Modern medicine has no cure for cancer or the list of neurodegenerative diseases whose spectre haunts all who approach later life. In addition, the big hope (fuelled by the prevailing somatic mutation theory of cancer), the "Cancer Genome Project" which was supposed to unlock the hidden secrets of this mysterious disease has instead radiated enormous amounts of noise, but no clear signal (as I've stated before, if you like surprises, a bad theoretical model is an indispensable tool).
On the other hand, the pharmaceutical industry has treatments for everything!

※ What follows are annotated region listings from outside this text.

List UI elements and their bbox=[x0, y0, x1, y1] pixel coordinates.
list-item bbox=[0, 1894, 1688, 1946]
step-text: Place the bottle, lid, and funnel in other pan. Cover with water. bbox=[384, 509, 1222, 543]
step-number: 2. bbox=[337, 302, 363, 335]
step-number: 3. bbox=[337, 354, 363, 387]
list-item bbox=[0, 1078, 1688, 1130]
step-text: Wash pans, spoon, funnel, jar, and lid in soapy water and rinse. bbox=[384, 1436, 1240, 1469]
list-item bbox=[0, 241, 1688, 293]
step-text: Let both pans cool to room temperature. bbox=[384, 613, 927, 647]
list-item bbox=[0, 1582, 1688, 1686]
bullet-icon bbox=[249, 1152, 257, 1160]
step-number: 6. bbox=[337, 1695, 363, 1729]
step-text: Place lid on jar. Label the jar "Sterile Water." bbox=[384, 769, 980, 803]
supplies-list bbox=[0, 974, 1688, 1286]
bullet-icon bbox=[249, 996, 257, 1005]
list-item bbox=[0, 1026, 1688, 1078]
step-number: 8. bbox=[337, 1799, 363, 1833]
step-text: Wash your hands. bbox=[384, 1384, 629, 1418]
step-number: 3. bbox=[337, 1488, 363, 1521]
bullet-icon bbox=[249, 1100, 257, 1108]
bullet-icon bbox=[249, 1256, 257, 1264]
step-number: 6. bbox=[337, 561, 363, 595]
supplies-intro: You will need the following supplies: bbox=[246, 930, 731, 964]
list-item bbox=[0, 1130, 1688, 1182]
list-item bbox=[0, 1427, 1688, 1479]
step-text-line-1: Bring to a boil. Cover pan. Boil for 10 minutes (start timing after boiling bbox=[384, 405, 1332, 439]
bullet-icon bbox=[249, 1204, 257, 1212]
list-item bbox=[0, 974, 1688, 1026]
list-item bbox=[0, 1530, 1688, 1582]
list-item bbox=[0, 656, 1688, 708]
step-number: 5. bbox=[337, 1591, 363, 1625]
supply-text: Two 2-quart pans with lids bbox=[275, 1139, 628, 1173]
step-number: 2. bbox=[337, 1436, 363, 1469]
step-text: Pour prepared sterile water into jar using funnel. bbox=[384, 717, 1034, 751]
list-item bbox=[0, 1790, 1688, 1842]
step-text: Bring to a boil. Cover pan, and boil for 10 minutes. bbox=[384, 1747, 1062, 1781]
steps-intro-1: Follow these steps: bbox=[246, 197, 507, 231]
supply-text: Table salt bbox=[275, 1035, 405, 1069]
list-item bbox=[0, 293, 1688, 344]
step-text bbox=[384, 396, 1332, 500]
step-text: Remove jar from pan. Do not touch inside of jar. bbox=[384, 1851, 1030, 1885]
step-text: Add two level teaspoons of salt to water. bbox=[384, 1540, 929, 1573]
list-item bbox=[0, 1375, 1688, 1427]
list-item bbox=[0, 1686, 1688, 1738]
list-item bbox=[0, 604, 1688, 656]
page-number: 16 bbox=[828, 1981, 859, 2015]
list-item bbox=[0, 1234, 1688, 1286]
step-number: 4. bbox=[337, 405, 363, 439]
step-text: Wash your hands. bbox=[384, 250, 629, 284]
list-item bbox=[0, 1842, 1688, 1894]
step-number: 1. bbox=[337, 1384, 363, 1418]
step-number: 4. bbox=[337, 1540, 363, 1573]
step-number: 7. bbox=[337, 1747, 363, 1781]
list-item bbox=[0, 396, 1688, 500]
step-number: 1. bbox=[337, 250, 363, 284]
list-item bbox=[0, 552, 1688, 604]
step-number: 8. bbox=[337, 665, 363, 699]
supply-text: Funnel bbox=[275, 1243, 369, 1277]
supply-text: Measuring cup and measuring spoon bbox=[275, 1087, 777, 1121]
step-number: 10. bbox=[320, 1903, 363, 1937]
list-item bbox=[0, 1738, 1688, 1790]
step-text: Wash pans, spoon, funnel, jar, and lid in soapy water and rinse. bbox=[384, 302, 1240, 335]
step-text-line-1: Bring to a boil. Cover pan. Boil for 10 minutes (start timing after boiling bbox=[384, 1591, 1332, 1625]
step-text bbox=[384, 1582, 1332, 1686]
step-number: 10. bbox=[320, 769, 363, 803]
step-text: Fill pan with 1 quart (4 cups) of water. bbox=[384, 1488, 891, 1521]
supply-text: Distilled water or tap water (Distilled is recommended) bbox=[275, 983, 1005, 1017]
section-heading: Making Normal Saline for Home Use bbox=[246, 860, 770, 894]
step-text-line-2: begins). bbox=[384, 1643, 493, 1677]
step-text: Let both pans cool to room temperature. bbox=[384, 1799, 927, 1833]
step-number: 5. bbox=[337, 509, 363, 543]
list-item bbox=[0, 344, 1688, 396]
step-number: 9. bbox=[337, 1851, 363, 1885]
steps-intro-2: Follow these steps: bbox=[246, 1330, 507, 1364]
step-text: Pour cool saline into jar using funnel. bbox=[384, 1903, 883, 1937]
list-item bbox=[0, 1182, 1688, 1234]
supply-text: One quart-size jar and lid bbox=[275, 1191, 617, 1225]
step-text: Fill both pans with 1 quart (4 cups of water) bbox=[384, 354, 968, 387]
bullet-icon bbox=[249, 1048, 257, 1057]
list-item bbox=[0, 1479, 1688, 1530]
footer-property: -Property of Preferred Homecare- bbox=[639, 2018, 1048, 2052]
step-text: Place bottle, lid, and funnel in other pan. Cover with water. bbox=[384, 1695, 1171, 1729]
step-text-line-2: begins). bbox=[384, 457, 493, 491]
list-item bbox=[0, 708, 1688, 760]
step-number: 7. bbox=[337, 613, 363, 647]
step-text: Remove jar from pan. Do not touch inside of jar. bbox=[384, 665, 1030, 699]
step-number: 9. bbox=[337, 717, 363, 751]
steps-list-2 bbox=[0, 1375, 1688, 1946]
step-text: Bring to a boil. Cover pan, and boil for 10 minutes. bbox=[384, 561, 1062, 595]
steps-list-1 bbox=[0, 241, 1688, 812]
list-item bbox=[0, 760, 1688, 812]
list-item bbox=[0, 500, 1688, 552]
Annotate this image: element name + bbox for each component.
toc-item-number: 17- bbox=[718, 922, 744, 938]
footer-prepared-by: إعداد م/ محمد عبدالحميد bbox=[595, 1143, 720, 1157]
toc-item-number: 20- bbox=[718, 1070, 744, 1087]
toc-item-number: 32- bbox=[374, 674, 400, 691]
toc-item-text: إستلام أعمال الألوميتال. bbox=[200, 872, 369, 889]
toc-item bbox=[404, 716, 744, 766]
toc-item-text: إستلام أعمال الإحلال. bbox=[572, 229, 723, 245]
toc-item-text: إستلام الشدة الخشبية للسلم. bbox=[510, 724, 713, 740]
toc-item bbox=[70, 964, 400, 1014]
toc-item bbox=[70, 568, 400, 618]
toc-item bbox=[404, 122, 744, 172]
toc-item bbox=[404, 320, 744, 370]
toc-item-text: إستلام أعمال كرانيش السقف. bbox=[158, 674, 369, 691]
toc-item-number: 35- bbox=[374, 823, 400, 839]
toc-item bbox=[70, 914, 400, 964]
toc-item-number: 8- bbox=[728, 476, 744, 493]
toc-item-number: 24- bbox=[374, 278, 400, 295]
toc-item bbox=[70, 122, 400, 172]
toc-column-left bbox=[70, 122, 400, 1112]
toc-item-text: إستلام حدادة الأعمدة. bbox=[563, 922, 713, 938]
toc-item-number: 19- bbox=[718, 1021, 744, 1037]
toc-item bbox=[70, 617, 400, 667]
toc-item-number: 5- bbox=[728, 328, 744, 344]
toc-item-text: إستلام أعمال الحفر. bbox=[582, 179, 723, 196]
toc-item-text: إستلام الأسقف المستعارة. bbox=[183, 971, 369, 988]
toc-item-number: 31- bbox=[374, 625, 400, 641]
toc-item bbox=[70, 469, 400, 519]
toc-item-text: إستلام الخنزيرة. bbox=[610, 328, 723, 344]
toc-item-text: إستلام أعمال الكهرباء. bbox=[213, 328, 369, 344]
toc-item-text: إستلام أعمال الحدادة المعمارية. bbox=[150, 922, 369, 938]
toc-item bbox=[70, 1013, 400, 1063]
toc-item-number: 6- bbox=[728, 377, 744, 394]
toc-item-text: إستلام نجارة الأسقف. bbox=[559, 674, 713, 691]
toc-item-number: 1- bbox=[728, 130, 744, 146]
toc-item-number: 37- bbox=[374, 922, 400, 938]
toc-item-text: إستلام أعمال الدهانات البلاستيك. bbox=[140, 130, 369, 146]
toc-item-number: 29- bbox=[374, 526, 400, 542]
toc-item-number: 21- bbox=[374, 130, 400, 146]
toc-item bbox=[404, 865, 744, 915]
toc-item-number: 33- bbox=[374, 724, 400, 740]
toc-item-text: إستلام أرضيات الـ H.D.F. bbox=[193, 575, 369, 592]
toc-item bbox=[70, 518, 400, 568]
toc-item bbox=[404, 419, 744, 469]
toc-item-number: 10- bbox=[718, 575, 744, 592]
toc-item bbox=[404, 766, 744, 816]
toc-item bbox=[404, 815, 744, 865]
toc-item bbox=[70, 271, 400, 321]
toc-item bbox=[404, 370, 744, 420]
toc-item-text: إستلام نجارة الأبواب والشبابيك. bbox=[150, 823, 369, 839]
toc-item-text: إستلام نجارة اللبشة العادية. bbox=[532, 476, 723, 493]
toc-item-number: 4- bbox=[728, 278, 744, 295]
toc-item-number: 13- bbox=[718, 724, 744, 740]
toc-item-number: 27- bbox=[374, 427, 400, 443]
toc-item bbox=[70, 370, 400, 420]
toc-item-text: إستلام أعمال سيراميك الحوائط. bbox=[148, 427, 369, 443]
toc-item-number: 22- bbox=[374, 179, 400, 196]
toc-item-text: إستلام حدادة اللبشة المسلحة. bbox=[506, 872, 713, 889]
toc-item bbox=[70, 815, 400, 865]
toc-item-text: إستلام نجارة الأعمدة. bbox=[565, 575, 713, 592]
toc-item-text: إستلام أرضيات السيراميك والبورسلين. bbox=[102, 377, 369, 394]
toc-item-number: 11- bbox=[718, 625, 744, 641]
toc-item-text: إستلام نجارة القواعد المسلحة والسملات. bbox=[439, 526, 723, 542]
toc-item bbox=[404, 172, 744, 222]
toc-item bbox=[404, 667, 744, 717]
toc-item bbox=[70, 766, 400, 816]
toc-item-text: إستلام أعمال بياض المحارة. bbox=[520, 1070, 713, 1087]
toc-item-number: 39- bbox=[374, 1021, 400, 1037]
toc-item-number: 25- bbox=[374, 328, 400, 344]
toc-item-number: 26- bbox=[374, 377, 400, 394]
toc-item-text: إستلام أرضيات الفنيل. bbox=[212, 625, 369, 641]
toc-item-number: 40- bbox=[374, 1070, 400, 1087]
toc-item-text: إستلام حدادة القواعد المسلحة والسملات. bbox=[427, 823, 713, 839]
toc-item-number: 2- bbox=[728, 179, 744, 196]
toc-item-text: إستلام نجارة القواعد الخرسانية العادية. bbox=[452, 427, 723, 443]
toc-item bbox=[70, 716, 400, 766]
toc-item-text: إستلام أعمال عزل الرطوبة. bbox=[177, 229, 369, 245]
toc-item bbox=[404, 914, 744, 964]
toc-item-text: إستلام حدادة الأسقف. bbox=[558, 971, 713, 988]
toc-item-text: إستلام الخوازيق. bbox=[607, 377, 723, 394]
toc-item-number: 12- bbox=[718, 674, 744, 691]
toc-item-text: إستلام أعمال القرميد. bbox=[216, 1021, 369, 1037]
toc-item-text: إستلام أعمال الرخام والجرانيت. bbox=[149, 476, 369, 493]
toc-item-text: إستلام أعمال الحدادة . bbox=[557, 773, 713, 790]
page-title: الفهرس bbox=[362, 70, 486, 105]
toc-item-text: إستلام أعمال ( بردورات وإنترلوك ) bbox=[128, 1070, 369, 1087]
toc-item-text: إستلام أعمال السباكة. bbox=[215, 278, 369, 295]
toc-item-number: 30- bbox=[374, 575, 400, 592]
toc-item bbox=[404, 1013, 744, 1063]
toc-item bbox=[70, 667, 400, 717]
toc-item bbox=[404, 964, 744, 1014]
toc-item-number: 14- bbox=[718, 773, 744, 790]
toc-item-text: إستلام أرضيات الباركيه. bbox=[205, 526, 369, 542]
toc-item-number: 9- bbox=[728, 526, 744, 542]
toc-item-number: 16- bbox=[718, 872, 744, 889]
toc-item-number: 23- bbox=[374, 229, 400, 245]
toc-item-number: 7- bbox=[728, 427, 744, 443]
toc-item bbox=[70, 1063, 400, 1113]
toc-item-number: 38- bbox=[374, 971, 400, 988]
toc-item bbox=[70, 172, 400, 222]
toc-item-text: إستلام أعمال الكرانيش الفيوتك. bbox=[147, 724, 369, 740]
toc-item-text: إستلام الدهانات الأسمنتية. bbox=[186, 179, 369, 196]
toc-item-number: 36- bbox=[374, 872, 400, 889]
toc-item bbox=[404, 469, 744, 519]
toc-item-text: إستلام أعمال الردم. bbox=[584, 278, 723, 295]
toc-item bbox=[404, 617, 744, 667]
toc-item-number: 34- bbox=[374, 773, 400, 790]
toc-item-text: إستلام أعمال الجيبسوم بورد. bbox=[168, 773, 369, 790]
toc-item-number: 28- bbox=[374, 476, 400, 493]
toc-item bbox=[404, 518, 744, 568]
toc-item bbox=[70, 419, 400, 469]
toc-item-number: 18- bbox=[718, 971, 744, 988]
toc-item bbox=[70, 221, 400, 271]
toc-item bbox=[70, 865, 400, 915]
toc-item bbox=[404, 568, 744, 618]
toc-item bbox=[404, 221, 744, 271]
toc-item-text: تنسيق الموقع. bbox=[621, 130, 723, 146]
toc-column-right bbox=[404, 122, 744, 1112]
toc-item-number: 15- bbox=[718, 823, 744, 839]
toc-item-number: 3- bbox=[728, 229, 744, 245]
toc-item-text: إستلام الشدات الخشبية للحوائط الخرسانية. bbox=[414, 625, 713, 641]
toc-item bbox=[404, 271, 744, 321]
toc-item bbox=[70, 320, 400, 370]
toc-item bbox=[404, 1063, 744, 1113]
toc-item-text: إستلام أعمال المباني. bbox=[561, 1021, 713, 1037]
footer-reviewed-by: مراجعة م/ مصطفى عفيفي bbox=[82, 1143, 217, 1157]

There's plenty of financial incentive to treat; there's a countervailing, disincentive to cure. Afterall, what fiduciarily responsible pharmaceutical CEO wants their revenue stream interrupted by a clean bill of health?
Finally, what is most upsetting, is that very often the kinds of medical intervention being studied, trialled and expounded by these pioneers, do not slash, burn or poison, instead they are generally benign (first do no harm?) and many are profoundly beneficial for not only the sick but also for those who wish to remain well. Yet, the medical establishment puts up the kinds of barricades one might expect if they were promoting mustard gas as a treatment. Yet, chemotherapy drugs (whose development was founded upon mustard gas) can travel unmolested through the review process as though these carcinogenic agents were god's own multivitamin.
It's surely a strange and topsy-turvy world we live in.